İlk anda “bu ikisinin birbiriyle ne ilgisi var” denilebilir. Elbette, mazotla kitabın birbiriyle doğrudan bir ilgisi yok.
Ama bizim partilerin seçim kampanyası üslüpları ve temaları dolayısıyla ikisini ilişkilendirmek mümkün.
Bütün siyasi partiler mazot fiyatı hakkında çeşitli vaatlerde bulunuyor. Vaat edilen rakamlarsa mazotta her türlü verginin kaldırılması, üstüne de devlet tarafından bir miktar sübvansiyon anlamına geliyor.
Bu konuda yapılan hesaplar, eğer bu vaatler gerçekleşirse, devletin yıllık kaybının birkaç milyar doları bulacağını, üstelik bu uygulama dolayısıyla ortaya çıkacak kaçakçılık sorunlarının da o kaybı katlayabileceğini gösteriyor.
Genç Parti Başkanı Cem Uzan, mazot konusunu popüler bir propaganda malzemesi olarak kullanmaya başlayalı çok oldu.
Ancak seçim yaklaşınca diğer siyasi partiler da aynı vaatleri dile getirmeye başladı.
***
Ankara’dan, hele siyasi partiler penceresinden oldukça küçük görülen, hatta hiç görülmeyen önemli bir meselesi daha var Türkiye’nin.
Üstelik bu meselede ilerleme sağlanamaması başka önemli sorunların kaynağı olmaya devam ediyor.
O da eğitim ve öğrenim meselesi.
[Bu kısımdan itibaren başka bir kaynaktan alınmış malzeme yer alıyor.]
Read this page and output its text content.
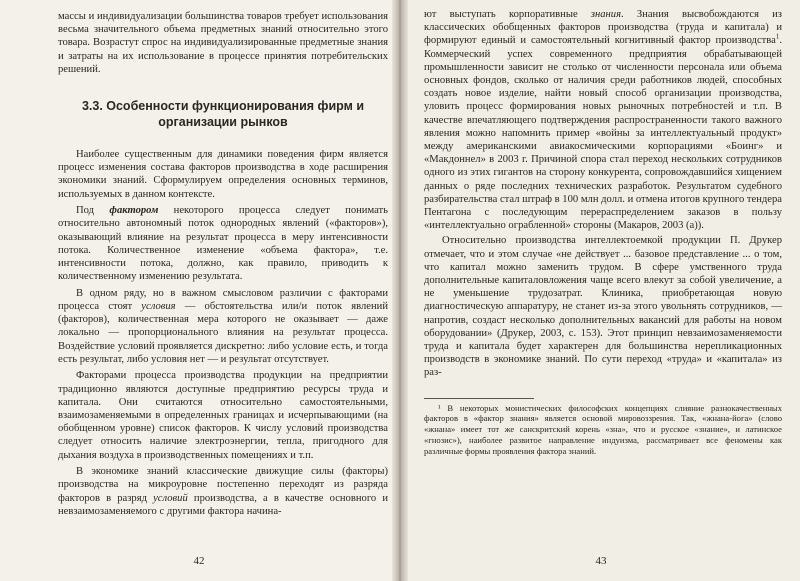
массы и индивидуализации большинства товаров требует использования весьма значительного объема предметных знаний относительно этого товара. Возрастут спрос на индивидуализированные предметные знания и затраты на их использование в процессе принятия потребительских решений.

3.3. Особенности функционирования фирм и организации рынков

Наиболее существенным для динамики поведения фирм является процесс изменения состава факторов производства в ходе расширения экономики знаний. Сформулируем определения основных терминов, используемых в данном контексте.

Под фактором некоторого процесса следует понимать относительно автономный поток однородных явлений («факторов»), оказывающий влияние на результат процесса в меру интенсивности потока. Количественное изменение «объема фактора», т.е. интенсивности потока, должно, как правило, приводить к количественному изменению результата.

В одном ряду, но в важном смысловом различии с факторами процесса стоят условия — обстоятельства или/и поток явлений (факторов), количественная мера которого не оказывает — даже локально — пропорционального влияния на результат процесса. Воздействие условий проявляется дискретно: либо условие есть, и тогда есть результат, либо условия нет — и результат отсутствует.

Факторами процесса производства продукции на предприятии традиционно являются доступные предприятию ресурсы труда и капитала. Они считаются относительно самостоятельными, взаимозаменяемыми в определенных границах и исчерпывающими (на обобщенном уровне) список факторов. К числу условий производства следует относить наличие электроэнергии, тепла, пригодного для дыхания воздуха в производственных помещениях и т.п.

В экономике знаний классические движущие силы (факторы) производства на микроуровне постепенно переходят из разряда факторов в разряд условий производства, а в качестве основного и невзаимозаменяемого с другими фактора начина-

42

ют выступать корпоративные знания. Знания высвобождаются из классических обобщенных факторов производства (труда и капитала) и формируют единый и самостоятельный когнитивный фактор производства$^1$. Коммерческий успех современного предприятия обрабатывающей промышленности зависит не столько от численности персонала или объема основных фондов, сколько от наличия среди работников людей, способных создать новое изделие, найти новый способ организации производства, уловить процесс формирования новых рыночных потребностей и т.п. В качестве впечатляющего подтверждения распространенности такого важного явления можно напомнить пример «войны за интеллектуальный продукт» между американскими авиакосмическими корпорациями «Боинг» и «Макдоннел» в 2003 г. Причиной спора стал переход нескольких сотрудников одного из этих гигантов на сторону конкурента, сопровождавшийся хищением данных о ряде последних технических разработок. Результатом судебного разбирательства стал штраф в 100 млн долл. и отмена итогов крупного тендера Пентагона с последующим перераспределением заказов в пользу «интеллектуально ограбленной» стороны (Макаров, 2003 (a)).

Относительно производства интеллектоемкой продукции П. Друкер отмечает, что и этом случае «не действует ... базовое представление ... о том, что капитал можно заменить трудом. В сфере умственного труда дополнительные капиталовложения чаще всего влекут за собой увеличение, а не уменьшение трудозатрат. Клиника, приобретающая новую диагностическую аппаратуру, не станет из-за этого увольнять сотрудников, — напротив, создаст несколько дополнительных вакансий для работы на новом оборудовании» (Друкер, 2003, с. 153). Этот принцип невзаимозаменяемости труда и капитала будет характерен для большинства нерепликационных производств в экономике знаний. По сути переход «труда» и «капитала» из раз-

¹ В некоторых монистических философских концепциях слияние разнокачественных факторов в «фактор знания» является основой мировоззрения. Так, «жнана-йога» (слово «жнана» имеет тот же санскритский корень «зна», что и русское «знание», и латинское «гнозис»), наиболее развитое направление индуизма, рассматривает все феномены как различные формы проявления фактора знаний.

43
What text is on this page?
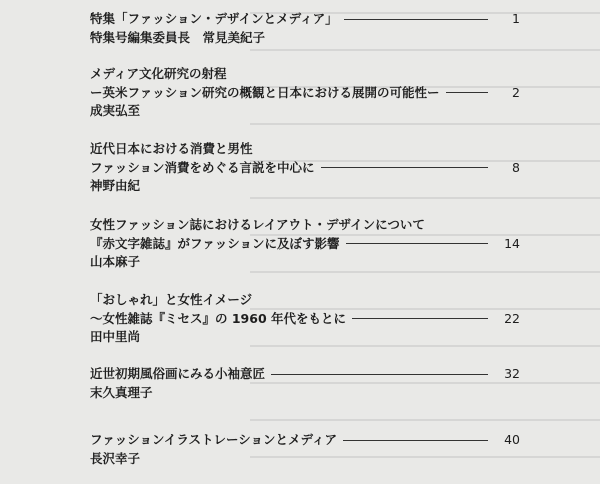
特集「ファッション・デザインとメディア」	1
特集号編集委員長　常見美紀子
メディア文化研究の射程
ー英米ファッション研究の概観と日本における展開の可能性ー	2
成実弘至
近代日本における消費と男性
ファッション消費をめぐる言説を中心に	8
神野由紀
女性ファッション誌におけるレイアウト・デザインについて
『赤文字雑誌』がファッションに及ぼす影響	14
山本麻子
「おしゃれ」と女性イメージ
～女性雑誌『ミセス』の 1960 年代をもとに	22
田中里尚
近世初期風俗画にみる小袖意匠	32
末久真理子
ファッションイラストレーションとメディア	40
長沢幸子
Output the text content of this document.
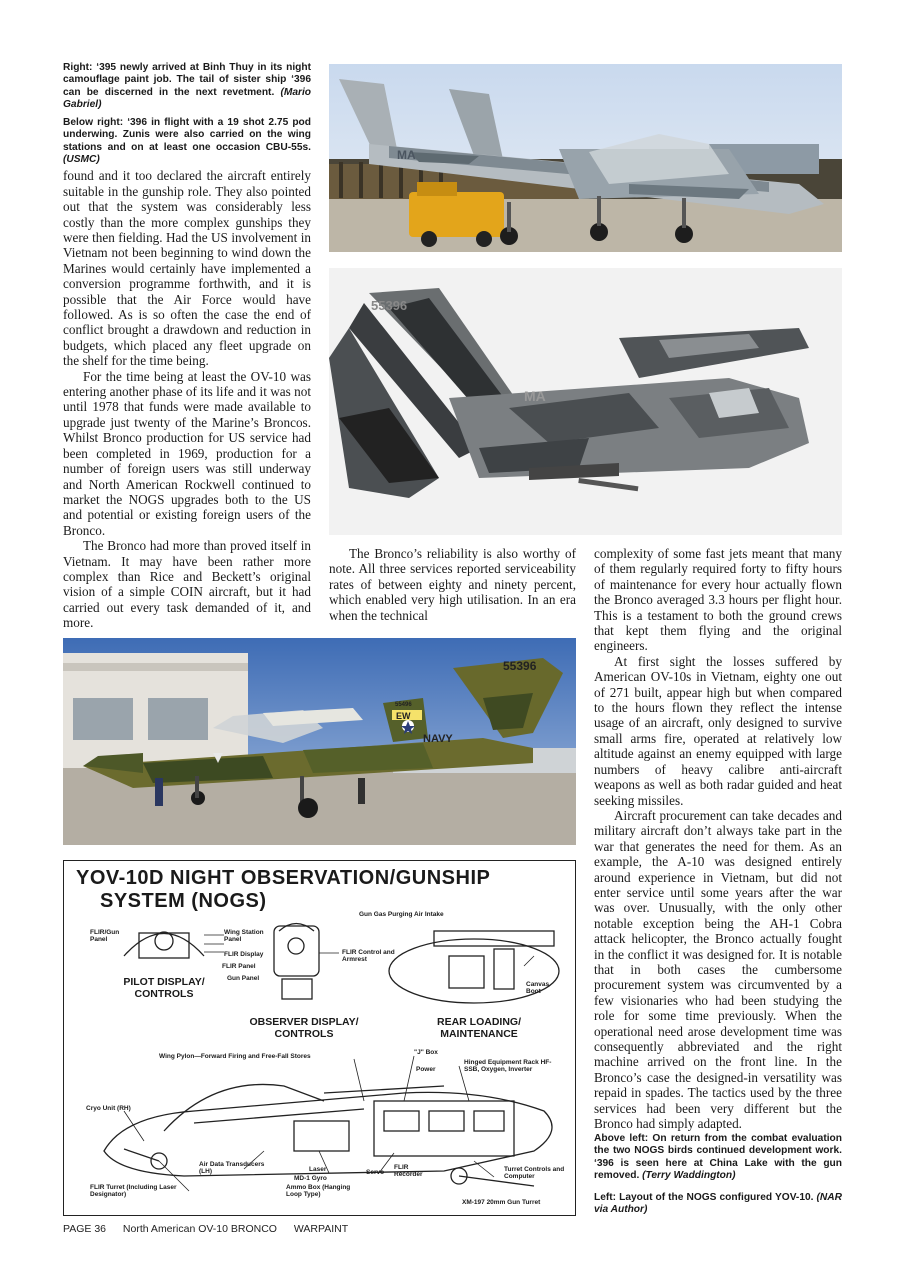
Right: ‘395 newly arrived at Binh Thuy in its night camouflage paint job. The tail of sister ship ‘396 can be discerned in the next revetment. (Mario Gabriel)

Below right: ‘396 in flight with a 19 shot 2.75 pod underwing. Zunis were also carried on the wing stations and on at least one occasion CBU-55s. (USMC)

found and it too declared the aircraft entirely suitable in the gunship role. They also pointed out that the system was considerably less costly than the more complex gunships they were then fielding. Had the US involvement in Vietnam not been beginning to wind down the Marines would certainly have implemented a conversion programme forthwith, and it is possible that the Air Force would have followed. As is so often the case the end of conflict brought a drawdown and reduction in budgets, which placed any fleet upgrade on the shelf for the time being.

For the time being at least the OV-10 was entering another phase of its life and it was not until 1978 that funds were made available to upgrade just twenty of the Marine’s Broncos. Whilst Bronco production for US service had been completed in 1969, production for a number of foreign users was still underway and North American Rockwell continued to market the NOGS upgrades both to the US and potential or existing foreign users of the Bronco.

The Bronco had more than proved itself in Vietnam. It may have been rather more complex than Rice and Beckett’s original vision of a simple COIN aircraft, but it had carried out every task demanded of it, and more.

The Bronco’s reliability is also worthy of note. All three services reported serviceability rates of between eighty and ninety percent, which enabled very high utilisation. In an era when the technical

complexity of some fast jets meant that many of them regularly required forty to fifty hours of maintenance for every hour actually flown the Bronco averaged 3.3 hours per flight hour. This is a testament to both the ground crews that kept them flying and the original engineers.

At first sight the losses suffered by American OV-10s in Vietnam, eighty one out of 271 built, appear high but when compared to the hours flown they reflect the intense usage of an aircraft, only designed to survive small arms fire, operated at relatively low altitude against an enemy equipped with large numbers of heavy calibre anti-aircraft weapons as well as both radar guided and heat seeking missiles.

Aircraft procurement can take decades and military aircraft don’t always take part in the war that generates the need for them. As an example, the A-10 was designed entirely around experience in Vietnam, but did not enter service until some years after the war was over. Unusually, with the only other notable exception being the AH-1 Cobra attack helicopter, the Bronco actually fought in the conflict it was designed for. It is notable that in both cases the cumbersome procurement system was circumvented by a few visionaries who had been studying the role for some time previously. When the operational need arose development time was consequently abbreviated and the right machine arrived on the front line. In the Bronco’s case the designed-in versatility was repaid in spades. The tactics used by the three services had been very different but the Bronco had simply adapted.

Above left: On return from the combat evaluation the two NOGS birds continued development work. ‘396 is seen here at China Lake with the gun removed. (Terry Waddington)

Left: Layout of the NOGS configured YOV-10. (NAR via Author)

MA
55396
MA
55396
55496
EW
NAVY
YOV-10D NIGHT OBSERVATION/GUNSHIP
SYSTEM (NOGS)
FLIR/Gun Panel
Wing Station Panel
FLIR Display
FLIR Panel
Gun Panel
FLIR Control and Armrest
Gun Gas Purging Air Intake
Canvas Boot
PILOT DISPLAY/
CONTROLS
OBSERVER DISPLAY/
CONTROLS
REAR LOADING/
MAINTENANCE
Wing Pylon—Forward Firing and Free-Fall Stores
"J" Box
Power
Hinged Equipment Rack HF-SSB, Oxygen, Inverter
Cryo Unit (RH)
Air Data Transducers (LH)	Laser
MD-1 Gyro
Ammo Box (Hanging Loop Type)
Servo
FLIR Recorder
Turret Controls and Computer
FLIR Turret (Including Laser Designator)
XM-197 20mm Gun Turret
PAGE 36 North American OV-10 BRONCO WARPAINT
Birçok sorun gibi buna da çok dar açıdan bakanlar, bir insanın yetişmesinde en önde gelen unsurlardan eğitim ve öğrenimin birbirini tamamlar bir yapıya kavuşturulması yolunda herhangi bir fikri ve niyeti bulunmayanlar, kuşkusuz bu sorunun farkında bile değildir.
Mesele en basit şekliyle, ülkemizde kitap, gazete, dergi satış ve okunma oranlarının düşüklüğüdür. Hiçbir siyasiden henüz “kitapta ve her türlü süreli yayında vergiyi sıfırlayacağız, böylece satış fiyatlarında sağlanacak indirimler sayesinde vatandaşlarımızın daha çok kitap, gazete satın alması ve okuması sağlanacaktır” gibi bir söz duyulmuş değil.
Böyle bir uygulama ayrıca bütün ders kitaplarında da fiyat indirimi getirecektir. Bunun sağlayacağı yararlar ortadadır.
Devletin kitap ve her türlü süreli yayında vergiyi sıfırlamasıyla karşılaşacağı kayıp mazotta aynı uygulamanın yapılmasıyla ortaya çıkacak zararla kıyaslanamayacak kadar düşüktür.
***
Elbette, “mazottan vergi almayacağız” sözü ile “kitaptan ve her türlü süreli yayından vergi almayacağız” sözünün getireceği ya da getirmesi umulan oy miktarı da aynı değildir. Mazotta yapılacak büyük indirimler kamu açığı olacağı için yine halk tarafından şu ya da bu şekilde karşılanacaktır.
Bunu yapan siyasi iktidar da ancak bu popülist uygulamanın yarattığı sonuçlarla anılacaktır.
Ama aynı şeyi kitap, gazete ve dergiler için yapacak bir hükümet her zaman ülkede okumayı teşvik açısından, okur sayısının artması açısından en önemli adımlardan birini atmış bir hükümet olarak anılacaktır.
Mazotçu siyasilerle kitapçı siyasiler arasındaki fark her zaman çok belirgindir.